El Cloruro Cálcico es muy conocido y ampliamente utilizado en muchas variedades de queso. Tiene un papel importante en el proceso de elaboración de queso y contribuye a lograr un producto estable.

Dado que la leche —la materia prima esencial en la fabricación de queso— es un producto natural, su calidad y composición varían en función de factores como la temporada, la ubicación geográfica y el tipo de alimento de los animales. La adición de Cloruro Cálcico contribuye a estabilizar estas variaciones naturales de la calidad de la leche y también a lograr un queso con características similares.

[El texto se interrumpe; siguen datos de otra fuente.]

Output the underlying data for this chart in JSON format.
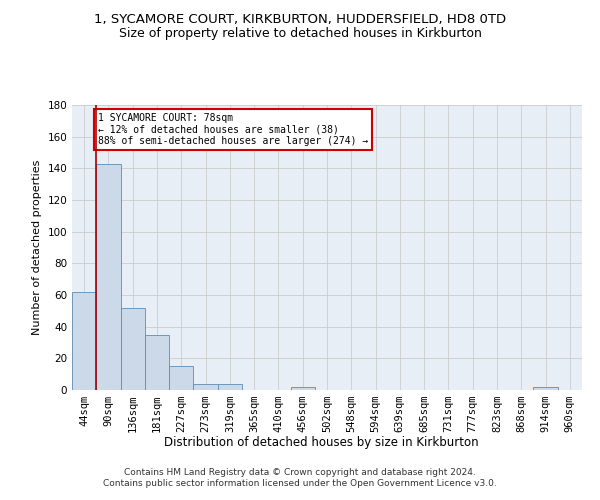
{
  "title": "1, SYCAMORE COURT, KIRKBURTON, HUDDERSFIELD, HD8 0TD",
  "subtitle": "Size of property relative to detached houses in Kirkburton",
  "xlabel": "Distribution of detached houses by size in Kirkburton",
  "ylabel": "Number of detached properties",
  "bar_color": "#ccd9e8",
  "bar_edge_color": "#5b8db8",
  "categories": [
    "44sqm",
    "90sqm",
    "136sqm",
    "181sqm",
    "227sqm",
    "273sqm",
    "319sqm",
    "365sqm",
    "410sqm",
    "456sqm",
    "502sqm",
    "548sqm",
    "594sqm",
    "639sqm",
    "685sqm",
    "731sqm",
    "777sqm",
    "823sqm",
    "868sqm",
    "914sqm",
    "960sqm"
  ],
  "values": [
    62,
    143,
    52,
    35,
    15,
    4,
    4,
    0,
    0,
    2,
    0,
    0,
    0,
    0,
    0,
    0,
    0,
    0,
    0,
    2,
    0
  ],
  "ylim": [
    0,
    180
  ],
  "yticks": [
    0,
    20,
    40,
    60,
    80,
    100,
    120,
    140,
    160,
    180
  ],
  "annotation_text": "1 SYCAMORE COURT: 78sqm\n← 12% of detached houses are smaller (38)\n88% of semi-detached houses are larger (274) →",
  "annotation_box_color": "#ffffff",
  "annotation_box_edge_color": "#cc0000",
  "property_line_color": "#aa0000",
  "grid_color": "#cccccc",
  "bg_color": "#e8eef5",
  "footer_text": "Contains HM Land Registry data © Crown copyright and database right 2024.\nContains public sector information licensed under the Open Government Licence v3.0.",
  "title_fontsize": 9.5,
  "subtitle_fontsize": 9,
  "xlabel_fontsize": 8.5,
  "ylabel_fontsize": 8,
  "tick_fontsize": 7.5,
  "footer_fontsize": 6.5
}
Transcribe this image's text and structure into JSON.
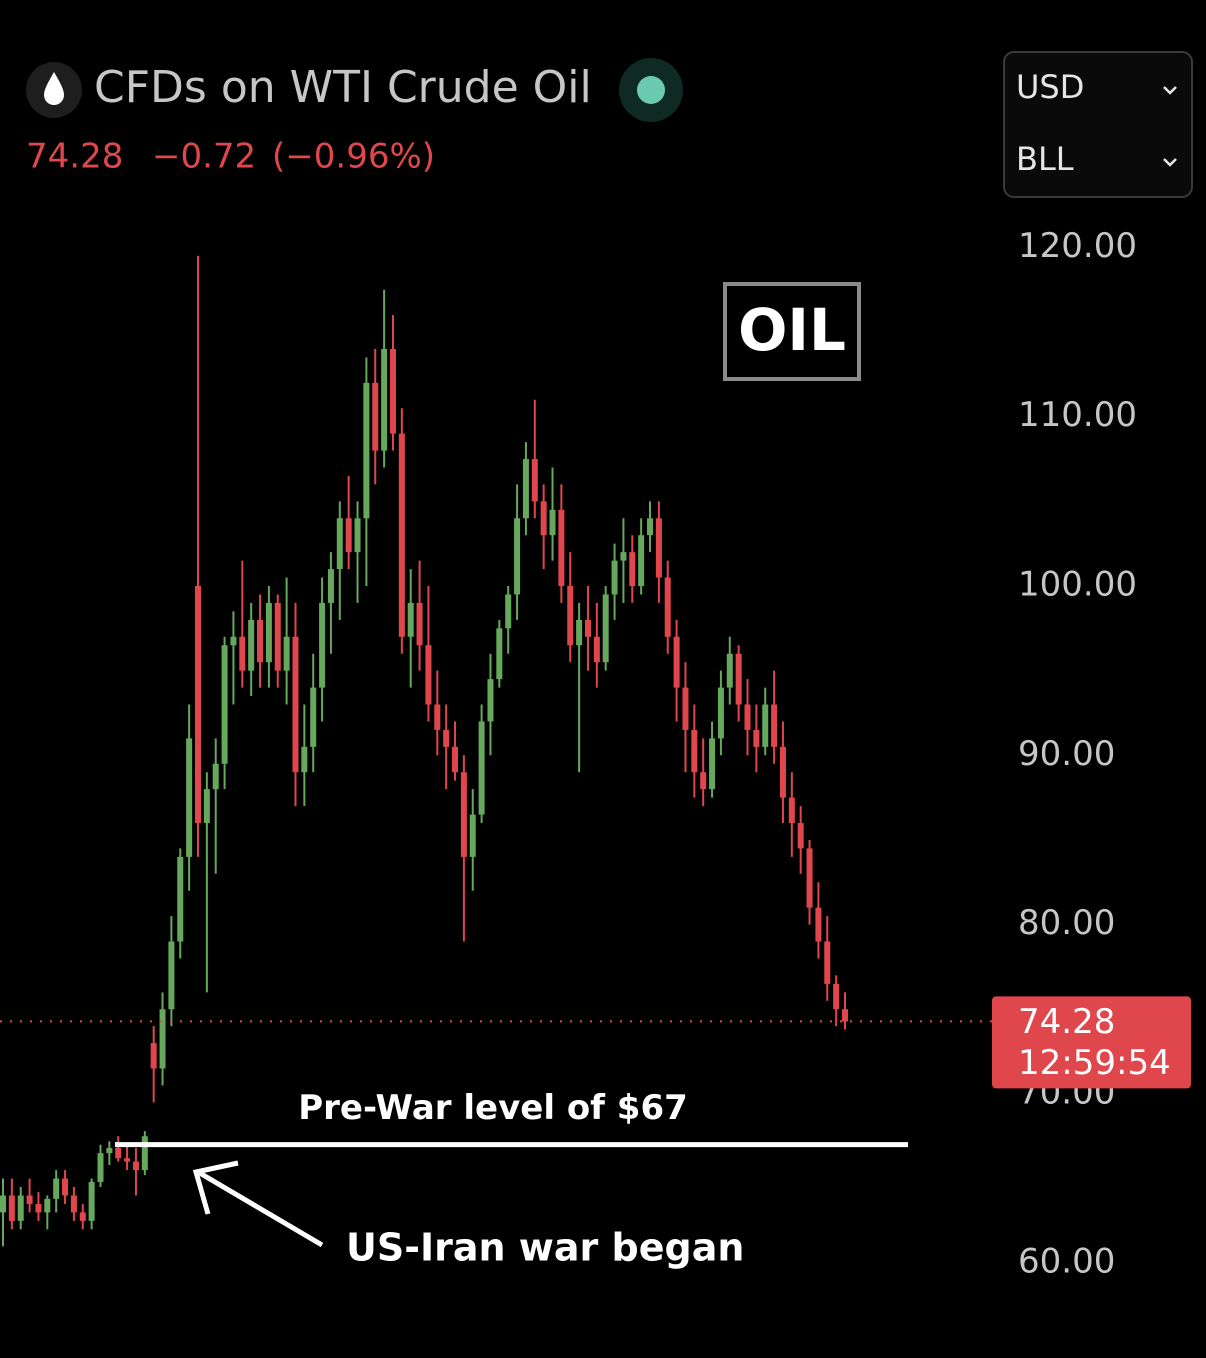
{
  "chart_data": {
    "type": "candlestick",
    "title": "CFDs on WTI Crude Oil",
    "change": "−0.72",
    "change_percent": "(−0.96%)",
    "currency": "USD",
    "unit": "BLL",
    "annotation": "OIL",
    "arrow_label": "US-Iran war began",
    "countdown": "12:59:54",
    "reference_line": {
      "value": 67,
      "label": "Pre-War level of $67"
    },
    "up_color": "#66a85c",
    "down_color": "#e0474c",
    "ylim": [
      54.4,
      122.8
    ],
    "yticks": [
      {
        "value": 60,
        "label": "60.00"
      },
      {
        "value": 70,
        "label": "70.00"
      },
      {
        "value": 80,
        "label": "80.00"
      },
      {
        "value": 90,
        "label": "90.00"
      },
      {
        "value": 100,
        "label": "100.00"
      },
      {
        "value": 110,
        "label": "110.00"
      },
      {
        "value": 120,
        "label": "120.00"
      }
    ],
    "open": [
      63,
      64,
      62.5,
      64,
      63.5,
      63,
      63.8,
      65,
      64,
      63,
      62.5,
      64.8,
      66.5,
      66.8,
      66.2,
      66,
      65.5,
      73,
      71.5,
      75,
      79,
      84,
      100,
      86,
      88,
      89.5,
      96.5,
      97,
      95,
      98,
      95.5,
      99,
      95,
      97,
      89,
      90.5,
      94,
      99,
      101,
      104,
      102,
      104,
      112,
      108,
      114,
      109,
      97,
      99,
      96.5,
      93,
      91.5,
      90.5,
      89,
      84,
      86.5,
      92,
      94.5,
      97.5,
      99.5,
      104,
      107.5,
      105,
      103,
      104.5,
      100,
      96.5,
      98,
      97,
      95.5,
      99.5,
      101.5,
      102,
      100,
      103,
      104,
      100.5,
      97,
      94,
      91.5,
      89,
      88,
      91,
      94,
      96,
      93,
      91.5,
      90.5,
      93,
      90.5,
      87.5,
      86,
      84.5,
      81,
      79,
      76.5,
      75
    ],
    "high": [
      65,
      65,
      64.5,
      65,
      64.2,
      64,
      65.5,
      65.5,
      64.5,
      63.5,
      65,
      67,
      67.2,
      67.5,
      67,
      66.8,
      67.8,
      74,
      76,
      80.5,
      84.5,
      93,
      119.5,
      89,
      91,
      97,
      98.5,
      101.5,
      99,
      99.5,
      100,
      99.5,
      100.5,
      99,
      93,
      96,
      100.5,
      102,
      105,
      106.5,
      105,
      113.5,
      114,
      117.5,
      116,
      110.5,
      101,
      101.5,
      100,
      95,
      93,
      92,
      90,
      88,
      93,
      96,
      98,
      100,
      106,
      108.5,
      111,
      106,
      107,
      106,
      102,
      99,
      100,
      99,
      100,
      102.5,
      104,
      103,
      104,
      105,
      105,
      101.5,
      98,
      95.5,
      93,
      91,
      92,
      95,
      97,
      96.5,
      94.5,
      93,
      94,
      95,
      92,
      89,
      87,
      85,
      82.5,
      80.5,
      77,
      76
    ],
    "low": [
      61,
      62,
      62,
      63,
      62.5,
      62,
      63,
      63.5,
      62.5,
      62,
      62,
      64.5,
      65.8,
      66,
      65.5,
      64,
      65.2,
      69.5,
      70.5,
      74,
      78,
      82,
      84,
      76,
      83,
      88,
      93,
      94,
      93.5,
      94,
      94,
      94,
      93,
      87,
      87,
      89,
      92,
      96,
      98,
      101,
      99,
      100,
      106,
      107,
      108,
      96,
      94,
      95,
      92,
      90,
      88,
      88.5,
      79,
      82,
      86,
      90,
      94,
      96,
      98,
      103,
      104,
      101,
      101.5,
      99,
      95.5,
      89,
      95,
      94,
      95,
      98,
      99,
      99,
      99.5,
      102,
      99,
      96,
      92,
      89,
      87.5,
      87,
      87.5,
      90,
      93,
      92,
      90,
      89,
      90,
      89.5,
      86,
      84,
      83,
      80,
      78,
      75.5,
      74,
      73.8
    ],
    "close": [
      64,
      62.5,
      64,
      63.5,
      63,
      63.8,
      65,
      64,
      63,
      62.5,
      64.8,
      66.5,
      66.8,
      66.2,
      66,
      65.5,
      67.5,
      71.5,
      75,
      79,
      84,
      91,
      86,
      88,
      89.5,
      96.5,
      97,
      95,
      98,
      95.5,
      99,
      95,
      97,
      89,
      90.5,
      94,
      99,
      101,
      104,
      102,
      104,
      112,
      108,
      114,
      109,
      97,
      99,
      96.5,
      93,
      91.5,
      90.5,
      89,
      84,
      86.5,
      92,
      94.5,
      97.5,
      99.5,
      104,
      107.5,
      105,
      103,
      104.5,
      100,
      96.5,
      98,
      97,
      95.5,
      99.5,
      101.5,
      102,
      100,
      103,
      104,
      100.5,
      97,
      94,
      91.5,
      89,
      88,
      91,
      94,
      96,
      93,
      91.5,
      90.5,
      93,
      90.5,
      87.5,
      86,
      84.5,
      81,
      79,
      76.5,
      75,
      74.28
    ]
  }
}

Mediante el uso del Cloruro Cálcico en la fabricación de queso, a pequeña o gran escala, se puede optimi­zar la producción y lograr, entre otros, los siguientes resultados:

  • Mejor control de los procesos de producción
  • Proceso de cuajo más rápido
  • Aumento del rendimiento de producción por la pérdida de una menor cantidad de caseína en el suero
  • Garantía de calidad uniforme en el producto acabado 

CC food® mejora el cuajo mediante la optimización de la aglomeración de la caseína 

El Cloruro Cálcico es un asistente al procesamiento que contiene Ca2+ altamente soluble. Junto con el cuajo, los Ca2+ se unen a las micelas de caseína y aumentan la firmeza de la cuajada. Como consecuencia de ello:

  • El tiempo de cuajo se reduce
  • La cantidad de cuajo se puede optimizar y reducir

Al mejorar la compactación de la cuajada, el Cloruro Cálcico reduce el contenido de humedad del queso. Ello disminuye el riesgo de desarrollo de bacterias y mejora el queso en términos de seguridad para los consumidores, además de garantizar un periodo de validez más largo del producto.

Dosis y directrices 

CC food® suele añadirse a una proporción de 1 a 20 g de CaCl2 por 100 l de leche. Ello se corresponde a de 3 a 60 g de CC food® al 36% o de 1,5 a 26 g de CC food® al 77%.